What If I Took the Bait?
If you clicked on a link and immediately regretted it, don’t panic. The damage might not be done yet. But don’t put your head in the sand. Act immediately, before your computer starts slowing down or acting strange. If it’s a work computer, contact your IT department ASAP. If you’re at home, call your favorite techie to see if they can resolve the problem before more damage is done.
What If I Clicked on a Link But Didn’t Provide Any Information?
You might still be on the hook. Some of the latest spear-phishing attacks have disabled antivirus software and installed malware including key-logging software and remote administration tools – all from one click. This gives the phisher access to your computer and the ability to record your passwords as you type them for legitimate web sites. If not promptly fixed, this could have devastating consequences.
Going Beyond the Basics
Once you’ve covered the basic defensive tactics (e.g., avoiding suspicious links, being judicious with your password, etc.), there are some additional tools you might consider.
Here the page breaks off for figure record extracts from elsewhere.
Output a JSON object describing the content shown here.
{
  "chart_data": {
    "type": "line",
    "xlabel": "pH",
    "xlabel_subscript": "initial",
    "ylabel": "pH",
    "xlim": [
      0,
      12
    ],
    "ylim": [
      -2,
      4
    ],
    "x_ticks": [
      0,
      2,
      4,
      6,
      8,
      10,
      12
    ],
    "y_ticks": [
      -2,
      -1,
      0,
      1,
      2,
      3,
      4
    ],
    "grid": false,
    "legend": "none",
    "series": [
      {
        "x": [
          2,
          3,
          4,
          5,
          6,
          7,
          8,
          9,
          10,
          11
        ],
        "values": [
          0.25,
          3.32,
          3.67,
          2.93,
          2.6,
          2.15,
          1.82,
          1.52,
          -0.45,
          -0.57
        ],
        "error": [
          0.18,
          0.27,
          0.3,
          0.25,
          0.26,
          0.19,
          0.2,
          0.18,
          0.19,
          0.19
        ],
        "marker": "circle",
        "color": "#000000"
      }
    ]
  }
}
Various companies offer reputation verification tools to verify the trustworthiness of unfamiliar web sites. Finnland-based Web of Trust (http://www.mywot.com) offers a downloadable crowd-sourced “safe surfing” add-on to provide added protection while browsing. Malwarebytes Anti-Malware provides an additional layer of malware protection, above and beyond traditional anti-virus software. Their paid version even stops threats in real-time (http://www.malwarebytes.org/).
With these services and further improvements in technology, there is hope that one day phishing scams will be a thing of the past. But in the meantime, it’s critical that we educate ourselves and take proactive steps to protect our personal information.